Growing up in New Mexico, I never had the option of school choice. I didn’t realize until I moved to Arizona how amazing school choice is. When I moved to start 6th grade here, the school I went to was not very great, but I did very much benefit from it. The subject I believe I benefited most from, which I hated at that time, was reading. I was finishing a new book every 2 weeks and writing a summary about it. That taught me so much. I had never done something like that in New Mexico.

In seventh grade, I went to a different school, and I learned so much through two of my teachers. One taught me History and English and the other taught me Math and Science. I will never forget my teacher who taught us Math and Science, she was an amazing woman. I wouldn’t have been able to learn so much if it weren’t for school choice. I was blessed with the opportunity to go to schools outside of the city I was living in because of school choice.

“I was blessed with the opportunity to go to schools outside of the city I was living in because of school choice.”

It’s the parent’s child/children who are going to be learning. The parent most likely does not want the teacher teaching just anything.
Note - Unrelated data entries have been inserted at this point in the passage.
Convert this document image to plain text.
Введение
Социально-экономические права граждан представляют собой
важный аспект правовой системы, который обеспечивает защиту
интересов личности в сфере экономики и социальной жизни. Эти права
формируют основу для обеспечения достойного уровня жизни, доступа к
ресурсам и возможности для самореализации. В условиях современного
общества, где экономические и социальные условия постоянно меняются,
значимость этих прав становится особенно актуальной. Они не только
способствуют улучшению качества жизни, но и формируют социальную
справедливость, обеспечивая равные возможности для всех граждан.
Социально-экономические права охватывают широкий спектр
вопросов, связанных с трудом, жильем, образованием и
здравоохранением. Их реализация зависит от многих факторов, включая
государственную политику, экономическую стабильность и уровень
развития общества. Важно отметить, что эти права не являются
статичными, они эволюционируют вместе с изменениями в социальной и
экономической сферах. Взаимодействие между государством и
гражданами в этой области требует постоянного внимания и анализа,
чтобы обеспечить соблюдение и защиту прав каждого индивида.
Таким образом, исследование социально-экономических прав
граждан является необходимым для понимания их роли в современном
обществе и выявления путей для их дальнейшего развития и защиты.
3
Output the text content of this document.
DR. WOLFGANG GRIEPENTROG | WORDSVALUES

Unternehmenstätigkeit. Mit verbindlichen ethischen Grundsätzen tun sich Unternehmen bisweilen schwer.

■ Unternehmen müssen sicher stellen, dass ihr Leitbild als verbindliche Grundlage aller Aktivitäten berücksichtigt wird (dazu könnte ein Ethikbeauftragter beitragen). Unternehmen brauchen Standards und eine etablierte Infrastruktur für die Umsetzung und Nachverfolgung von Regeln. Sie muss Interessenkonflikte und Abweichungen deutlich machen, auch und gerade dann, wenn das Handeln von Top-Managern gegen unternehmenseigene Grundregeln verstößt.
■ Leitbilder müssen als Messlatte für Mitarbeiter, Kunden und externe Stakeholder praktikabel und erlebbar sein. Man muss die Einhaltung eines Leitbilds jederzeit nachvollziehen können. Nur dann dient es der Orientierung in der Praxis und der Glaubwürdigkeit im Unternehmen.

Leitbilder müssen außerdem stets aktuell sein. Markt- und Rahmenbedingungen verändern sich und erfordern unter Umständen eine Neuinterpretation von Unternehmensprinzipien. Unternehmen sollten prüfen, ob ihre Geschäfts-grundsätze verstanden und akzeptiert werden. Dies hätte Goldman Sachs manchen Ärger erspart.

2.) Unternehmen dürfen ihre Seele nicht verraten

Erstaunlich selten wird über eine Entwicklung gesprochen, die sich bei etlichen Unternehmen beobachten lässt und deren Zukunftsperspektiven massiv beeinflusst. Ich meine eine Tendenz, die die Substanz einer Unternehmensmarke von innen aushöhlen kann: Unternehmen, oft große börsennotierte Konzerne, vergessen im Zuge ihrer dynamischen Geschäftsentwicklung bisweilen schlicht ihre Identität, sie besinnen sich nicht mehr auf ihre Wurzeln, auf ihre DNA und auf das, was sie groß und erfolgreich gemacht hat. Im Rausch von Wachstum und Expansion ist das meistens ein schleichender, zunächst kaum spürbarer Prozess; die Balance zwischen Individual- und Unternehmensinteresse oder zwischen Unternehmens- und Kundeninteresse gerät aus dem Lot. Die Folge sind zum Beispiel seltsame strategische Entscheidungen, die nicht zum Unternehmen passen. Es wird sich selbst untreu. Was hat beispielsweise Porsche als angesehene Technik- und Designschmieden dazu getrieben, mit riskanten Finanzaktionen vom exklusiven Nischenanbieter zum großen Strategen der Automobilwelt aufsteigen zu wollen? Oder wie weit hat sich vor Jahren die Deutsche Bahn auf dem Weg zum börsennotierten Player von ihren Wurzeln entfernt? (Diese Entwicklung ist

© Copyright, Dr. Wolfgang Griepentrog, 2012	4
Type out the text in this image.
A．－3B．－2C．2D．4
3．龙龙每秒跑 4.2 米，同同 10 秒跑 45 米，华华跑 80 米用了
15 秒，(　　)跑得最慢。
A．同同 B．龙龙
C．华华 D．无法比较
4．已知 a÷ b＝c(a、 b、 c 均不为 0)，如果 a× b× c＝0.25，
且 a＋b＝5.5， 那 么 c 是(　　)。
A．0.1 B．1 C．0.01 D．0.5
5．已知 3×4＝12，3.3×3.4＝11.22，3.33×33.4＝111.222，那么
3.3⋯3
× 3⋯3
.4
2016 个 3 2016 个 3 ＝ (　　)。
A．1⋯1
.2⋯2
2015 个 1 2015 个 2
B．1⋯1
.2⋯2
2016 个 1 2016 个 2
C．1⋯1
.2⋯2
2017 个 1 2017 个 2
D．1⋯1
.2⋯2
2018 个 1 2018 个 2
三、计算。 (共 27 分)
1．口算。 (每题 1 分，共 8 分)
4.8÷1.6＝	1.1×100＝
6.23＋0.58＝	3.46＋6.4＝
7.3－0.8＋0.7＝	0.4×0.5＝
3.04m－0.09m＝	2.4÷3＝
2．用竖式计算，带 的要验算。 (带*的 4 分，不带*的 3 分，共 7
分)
Regardless of income/background, the children should be able to have the same opportunity everyone else’s children have. It’s not fair that the state laws are hindering the children from growing to their full potential by forcing them to stay in the same district of schools. They should have the freedom to choose their school to benefit the children, not hold them back. If Black activists want equal opportunity this should be what they advocate for. They should be asking the democratic-socialists in power to do away with the law that requires children to stay in their location-based school district with only a few options of schools. Especially in low-income areas, it sucks to go to terrible schools with bad influences all around because you have no other option. Children are the future. School choice helps today’s children, no matter if they are rich, middle-class, or poor.